A Primeira Câmara Cível do Tribunal de Justiça de Mato Grosso não acolheu o Agravo de Instrumento nº 82613/2010, interposto por uma correntista em desfavor do Banco do Brasil S.A., e manteve decisão que indeferira a suspensão dos descontos em sua conta corrente de prestações referentes a contrato bancário firmado junto à instituição financeira. Segundo explicou o relator do recurso, desembargador Guiomar Teodoro Borges, o limite da parcela em 30% do salário do devedor é aplicado aos débitos consignados em folha de pagamento e não propriamente aos empréstimos com desconto em conta corrente.

No recurso a agravante alegou receber proventos líquidos de R$1.274,00 e que o débito provisionado (descontado) pelo banco corresponderia a mais de 73% de seu salário, no montante de R$934,72, situação que lhe traria danos irreparáveis, na medida em que o numerário restante não seria suficiente para seu sustento. Afirmou ser possível limitar o desconto em 30% do valor contratado junto ao banco em razão da natureza da verba disponível em sua conta corrente que, no caso, seria alimentar. Sustentou a necessidade de preservar o mínimo existencial e a dignidade da pessoa humana, bem como a impenhorabilidade do salário. Assim, requereu que fosse deferida tutela antecipada para que o banco agravado se abstivesse de debitar da conta corrente dela quantia superior a 30% de seus proventos líquidos, sob pena de multa diária.

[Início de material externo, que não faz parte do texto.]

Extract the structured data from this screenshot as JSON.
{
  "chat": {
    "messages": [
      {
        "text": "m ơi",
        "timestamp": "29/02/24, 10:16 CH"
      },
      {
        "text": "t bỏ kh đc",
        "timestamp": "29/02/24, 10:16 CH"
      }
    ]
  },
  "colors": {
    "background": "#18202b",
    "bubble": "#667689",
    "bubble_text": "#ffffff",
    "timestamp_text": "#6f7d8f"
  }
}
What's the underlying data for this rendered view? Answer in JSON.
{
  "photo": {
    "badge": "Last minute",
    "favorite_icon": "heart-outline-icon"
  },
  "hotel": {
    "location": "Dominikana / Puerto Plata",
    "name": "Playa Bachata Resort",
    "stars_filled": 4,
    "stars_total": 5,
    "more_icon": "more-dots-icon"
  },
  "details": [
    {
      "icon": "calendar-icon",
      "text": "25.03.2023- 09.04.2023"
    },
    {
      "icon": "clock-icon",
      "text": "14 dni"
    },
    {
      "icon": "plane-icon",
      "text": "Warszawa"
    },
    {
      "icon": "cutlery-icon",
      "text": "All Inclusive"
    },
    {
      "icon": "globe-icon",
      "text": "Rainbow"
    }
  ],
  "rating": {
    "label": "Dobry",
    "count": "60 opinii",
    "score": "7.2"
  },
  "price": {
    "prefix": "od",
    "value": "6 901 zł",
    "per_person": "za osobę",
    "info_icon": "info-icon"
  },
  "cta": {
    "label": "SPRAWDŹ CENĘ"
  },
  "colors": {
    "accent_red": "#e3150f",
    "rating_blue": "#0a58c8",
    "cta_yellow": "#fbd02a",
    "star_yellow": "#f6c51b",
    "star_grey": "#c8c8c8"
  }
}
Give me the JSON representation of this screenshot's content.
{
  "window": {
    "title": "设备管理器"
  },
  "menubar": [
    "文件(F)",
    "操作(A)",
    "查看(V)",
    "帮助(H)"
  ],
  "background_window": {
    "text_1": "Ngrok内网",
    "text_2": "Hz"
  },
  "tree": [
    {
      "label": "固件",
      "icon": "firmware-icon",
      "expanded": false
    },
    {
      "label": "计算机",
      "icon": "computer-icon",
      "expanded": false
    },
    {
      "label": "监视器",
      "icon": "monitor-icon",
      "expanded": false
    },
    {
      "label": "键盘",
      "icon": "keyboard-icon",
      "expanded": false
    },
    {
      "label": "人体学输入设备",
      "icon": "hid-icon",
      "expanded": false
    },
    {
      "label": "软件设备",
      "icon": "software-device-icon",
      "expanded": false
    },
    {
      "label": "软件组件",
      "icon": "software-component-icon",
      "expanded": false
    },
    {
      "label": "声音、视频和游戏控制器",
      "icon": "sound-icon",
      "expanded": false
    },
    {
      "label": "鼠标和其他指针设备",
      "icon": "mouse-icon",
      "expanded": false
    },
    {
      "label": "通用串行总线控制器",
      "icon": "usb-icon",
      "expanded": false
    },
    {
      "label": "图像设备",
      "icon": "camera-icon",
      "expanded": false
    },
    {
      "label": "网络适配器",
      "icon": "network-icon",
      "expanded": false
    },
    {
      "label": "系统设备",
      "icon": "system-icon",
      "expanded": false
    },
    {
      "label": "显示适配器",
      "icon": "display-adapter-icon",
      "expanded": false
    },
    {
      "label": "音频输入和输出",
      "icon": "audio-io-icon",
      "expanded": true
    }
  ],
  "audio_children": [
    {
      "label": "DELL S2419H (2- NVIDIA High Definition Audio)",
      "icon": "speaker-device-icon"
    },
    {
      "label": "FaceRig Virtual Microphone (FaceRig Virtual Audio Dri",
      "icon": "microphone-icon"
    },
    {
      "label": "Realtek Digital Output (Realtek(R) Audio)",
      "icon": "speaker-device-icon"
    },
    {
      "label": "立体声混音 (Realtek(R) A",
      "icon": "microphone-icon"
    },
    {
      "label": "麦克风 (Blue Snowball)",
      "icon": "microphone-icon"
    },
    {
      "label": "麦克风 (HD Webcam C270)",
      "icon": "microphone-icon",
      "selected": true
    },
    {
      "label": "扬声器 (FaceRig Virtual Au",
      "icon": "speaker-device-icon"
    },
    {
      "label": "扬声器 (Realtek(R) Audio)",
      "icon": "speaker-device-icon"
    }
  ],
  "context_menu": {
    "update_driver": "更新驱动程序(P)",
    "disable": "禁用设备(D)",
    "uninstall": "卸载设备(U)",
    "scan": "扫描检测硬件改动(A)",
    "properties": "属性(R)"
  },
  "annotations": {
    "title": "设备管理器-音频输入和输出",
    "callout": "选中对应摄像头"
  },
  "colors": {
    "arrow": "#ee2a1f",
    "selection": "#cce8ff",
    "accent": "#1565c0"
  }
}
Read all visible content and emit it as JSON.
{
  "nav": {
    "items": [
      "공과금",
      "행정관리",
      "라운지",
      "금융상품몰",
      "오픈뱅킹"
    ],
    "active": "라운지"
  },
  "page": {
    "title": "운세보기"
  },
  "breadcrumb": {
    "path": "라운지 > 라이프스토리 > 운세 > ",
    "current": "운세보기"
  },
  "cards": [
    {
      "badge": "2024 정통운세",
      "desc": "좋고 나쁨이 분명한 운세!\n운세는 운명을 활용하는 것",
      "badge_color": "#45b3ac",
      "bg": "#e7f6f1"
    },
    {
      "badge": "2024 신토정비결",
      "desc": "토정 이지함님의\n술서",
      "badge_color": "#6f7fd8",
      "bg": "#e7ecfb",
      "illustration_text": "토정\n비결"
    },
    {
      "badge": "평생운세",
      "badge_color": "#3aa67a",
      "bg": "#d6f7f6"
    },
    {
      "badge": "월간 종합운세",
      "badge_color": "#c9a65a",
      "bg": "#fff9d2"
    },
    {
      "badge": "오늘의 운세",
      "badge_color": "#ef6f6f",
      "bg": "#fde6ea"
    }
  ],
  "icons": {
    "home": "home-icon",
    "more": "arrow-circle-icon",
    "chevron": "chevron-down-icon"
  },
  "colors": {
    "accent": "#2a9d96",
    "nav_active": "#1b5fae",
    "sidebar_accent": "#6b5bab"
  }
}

Para o relator, em que pesem os argumentos da agravante, não se verifica verossimilhança em suas alegações. “Embora a agravante seja servidora pública estadual, é mister ressaltar que a dívida existente com o banco recorrido foi pactuada para desconto direto na conta corrente e não consignado em folha, como quer fazer crer a recorrente. Portanto, não há vinculação à margem de 30% da folha de pagamento, o que torna descabida a pretensão de antecipação de tutela”, observou o desembargador Guiomar Teodoro Borges.

O magistrado destacou o fato de o empréstimo descontado mensalmente da conta corrente da agravante se referir a uma renovação de consignação que, segundo o banco agravado, foi realizada para renovar as dívidas de três outros empréstimos e adquirir, ainda, a importância de R$2.150,00. “O outro empréstimo é uma antecipação de 13º salário que não possui qualquer relação com o desconto em folha, mesmo porque apenas será descontado no mês em que a agravante receber seu décimo terceiro. Com relação à aquisição e renovação dessas dívidas, a agravante não demonstrou, ao menos em análise sumária, a ocorrência de coação por parte do agravado”, complementou o relator.

O desembargador Guiomar Teodoro Borges assinalou ainda que a taxa de juros aplicada ao contrato de empréstimo foi de 1,93%, portanto, dentro da média de mercado para tais operações, motivo pelo qual não se evidenciou abusividade dos valores descontados. “Por outro lado, a agravante também não comprovou objetivamente a impossibilidade de sua subsistência em decorrência do empréstimo realizado até a análise final da ação cautelar, mesmo porque se trata de processo cuja tramitação é mais célere”, enfatizou.

Participaram do julgamento o desembargador Orlando de Almeida Perri (segundo vogal) e o juiz convocado Alberto Pampado Neto (primeiro vogal convocado).